PNG returned the strongest growth in any of Digicel's markets -- in the three months to December 31, the local-currency-based revenue in PNG grew by 11 per cent year over year -- which offset weak growth in other major countries of operation, such as Jamaica and Haiti. The PNG market accounted for 17.7 per cent of the total group revenue in US dollar terms by the end of 2013 based, still behind Digicel's largest market, Haiti, which accounted for 18.9 per cent of revenue.
But another important milestone reached in diversifying away from the traditional mobile voice was the increase in the contribution of data-based value-added services (VAS) to revenue from 23 per cent of income a year before to 26 per cent.

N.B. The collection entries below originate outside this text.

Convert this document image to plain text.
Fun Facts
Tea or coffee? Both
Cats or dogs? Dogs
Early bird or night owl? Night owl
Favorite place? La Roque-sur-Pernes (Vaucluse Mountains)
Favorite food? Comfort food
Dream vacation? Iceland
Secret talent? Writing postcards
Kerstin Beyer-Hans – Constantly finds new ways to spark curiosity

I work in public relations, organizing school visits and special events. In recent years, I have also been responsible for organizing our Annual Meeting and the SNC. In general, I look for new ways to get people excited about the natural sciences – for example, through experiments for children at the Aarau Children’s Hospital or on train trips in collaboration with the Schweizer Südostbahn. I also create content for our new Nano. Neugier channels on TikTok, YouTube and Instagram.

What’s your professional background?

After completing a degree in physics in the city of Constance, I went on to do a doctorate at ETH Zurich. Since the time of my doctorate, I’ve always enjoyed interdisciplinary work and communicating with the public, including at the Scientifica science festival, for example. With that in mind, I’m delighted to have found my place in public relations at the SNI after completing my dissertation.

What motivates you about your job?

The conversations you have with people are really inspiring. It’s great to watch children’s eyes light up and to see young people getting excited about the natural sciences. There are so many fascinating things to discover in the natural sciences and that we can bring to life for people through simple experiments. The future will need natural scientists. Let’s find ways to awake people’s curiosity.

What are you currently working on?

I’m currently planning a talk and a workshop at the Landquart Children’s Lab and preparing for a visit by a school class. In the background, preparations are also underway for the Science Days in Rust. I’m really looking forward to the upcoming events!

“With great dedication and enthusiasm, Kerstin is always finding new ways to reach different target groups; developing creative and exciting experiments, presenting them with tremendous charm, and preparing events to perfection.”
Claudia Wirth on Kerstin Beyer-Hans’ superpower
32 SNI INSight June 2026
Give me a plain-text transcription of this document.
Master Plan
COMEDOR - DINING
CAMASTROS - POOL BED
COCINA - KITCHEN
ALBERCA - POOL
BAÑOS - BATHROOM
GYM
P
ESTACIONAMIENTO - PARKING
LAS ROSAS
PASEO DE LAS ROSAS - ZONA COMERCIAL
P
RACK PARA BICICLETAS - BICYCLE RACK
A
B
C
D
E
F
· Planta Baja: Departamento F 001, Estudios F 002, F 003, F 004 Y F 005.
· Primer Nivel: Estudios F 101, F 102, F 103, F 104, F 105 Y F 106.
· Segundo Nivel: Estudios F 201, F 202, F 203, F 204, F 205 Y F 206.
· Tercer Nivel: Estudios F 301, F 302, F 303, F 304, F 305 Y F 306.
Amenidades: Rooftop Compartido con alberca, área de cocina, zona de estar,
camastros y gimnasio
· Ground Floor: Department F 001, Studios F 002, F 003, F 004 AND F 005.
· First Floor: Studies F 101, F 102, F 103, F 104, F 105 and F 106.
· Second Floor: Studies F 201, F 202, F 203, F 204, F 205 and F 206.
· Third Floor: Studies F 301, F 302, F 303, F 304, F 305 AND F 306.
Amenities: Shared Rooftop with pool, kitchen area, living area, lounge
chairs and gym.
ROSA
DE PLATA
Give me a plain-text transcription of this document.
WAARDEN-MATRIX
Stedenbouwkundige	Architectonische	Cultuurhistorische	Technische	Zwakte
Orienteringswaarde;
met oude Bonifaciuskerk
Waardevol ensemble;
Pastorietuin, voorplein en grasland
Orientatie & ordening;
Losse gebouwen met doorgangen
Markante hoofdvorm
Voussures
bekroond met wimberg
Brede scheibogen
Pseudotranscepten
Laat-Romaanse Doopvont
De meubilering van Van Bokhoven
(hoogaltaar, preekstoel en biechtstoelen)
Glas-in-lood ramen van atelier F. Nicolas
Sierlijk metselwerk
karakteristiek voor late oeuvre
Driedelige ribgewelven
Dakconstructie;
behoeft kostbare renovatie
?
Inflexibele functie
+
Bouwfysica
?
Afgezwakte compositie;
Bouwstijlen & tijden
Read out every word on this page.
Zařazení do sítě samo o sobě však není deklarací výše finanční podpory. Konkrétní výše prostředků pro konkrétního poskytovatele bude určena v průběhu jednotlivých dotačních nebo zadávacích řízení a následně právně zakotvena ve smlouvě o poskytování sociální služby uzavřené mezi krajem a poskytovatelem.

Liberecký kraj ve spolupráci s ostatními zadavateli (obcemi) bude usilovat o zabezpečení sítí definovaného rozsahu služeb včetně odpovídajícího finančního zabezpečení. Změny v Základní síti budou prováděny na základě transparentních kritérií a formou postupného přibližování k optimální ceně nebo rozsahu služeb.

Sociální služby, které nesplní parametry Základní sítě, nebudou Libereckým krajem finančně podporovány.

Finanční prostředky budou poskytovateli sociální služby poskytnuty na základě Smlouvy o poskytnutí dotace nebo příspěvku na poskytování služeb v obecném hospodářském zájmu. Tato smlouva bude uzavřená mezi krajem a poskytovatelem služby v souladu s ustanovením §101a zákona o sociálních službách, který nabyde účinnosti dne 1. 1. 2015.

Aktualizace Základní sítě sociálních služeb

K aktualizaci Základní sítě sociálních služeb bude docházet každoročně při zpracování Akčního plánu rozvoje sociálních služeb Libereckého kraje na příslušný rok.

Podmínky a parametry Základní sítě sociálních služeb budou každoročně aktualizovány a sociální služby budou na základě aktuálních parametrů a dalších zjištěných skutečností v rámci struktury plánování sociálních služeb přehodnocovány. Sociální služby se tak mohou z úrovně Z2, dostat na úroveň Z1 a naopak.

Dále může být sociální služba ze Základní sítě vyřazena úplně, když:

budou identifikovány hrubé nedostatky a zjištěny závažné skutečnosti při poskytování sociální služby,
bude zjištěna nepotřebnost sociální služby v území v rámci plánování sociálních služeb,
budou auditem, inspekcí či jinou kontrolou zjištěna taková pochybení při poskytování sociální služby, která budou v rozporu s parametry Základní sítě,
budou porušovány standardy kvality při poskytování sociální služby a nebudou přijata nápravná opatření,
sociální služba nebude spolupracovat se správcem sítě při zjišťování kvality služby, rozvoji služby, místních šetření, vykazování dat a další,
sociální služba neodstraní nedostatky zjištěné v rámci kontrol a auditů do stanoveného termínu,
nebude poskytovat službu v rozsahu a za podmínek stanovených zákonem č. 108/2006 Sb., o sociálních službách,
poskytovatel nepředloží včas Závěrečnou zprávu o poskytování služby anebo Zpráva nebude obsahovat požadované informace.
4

"Increasing smartphone penetration, which rose to 20 per cent at the end of 2013 from 13 per cent a year ago, should continue to support this trend," said Fitch. "The company has made several acquisitions in the submarine fibre network and cable operations to cope with the data capacity increase to reinforce this strategy."
Digicel's information and communications technology (ICT) business, which is mainly business solutions and data management for corporate customers, also grew to US$21 million during the last three months of 2013, or by 23 per cent over the previous quarter. However, revenue from ICT services still only represented three per cent of the consolidated revenue of Digicel Group during the quarter, according to Fitch, suggesting that revenue during the last quarter of 2013 totaled US$700 million for the telecommunications company.
"This segment (ICT) is likely to become a meaningful cash generator over the long term as the demand outlook is solid," said Fitch.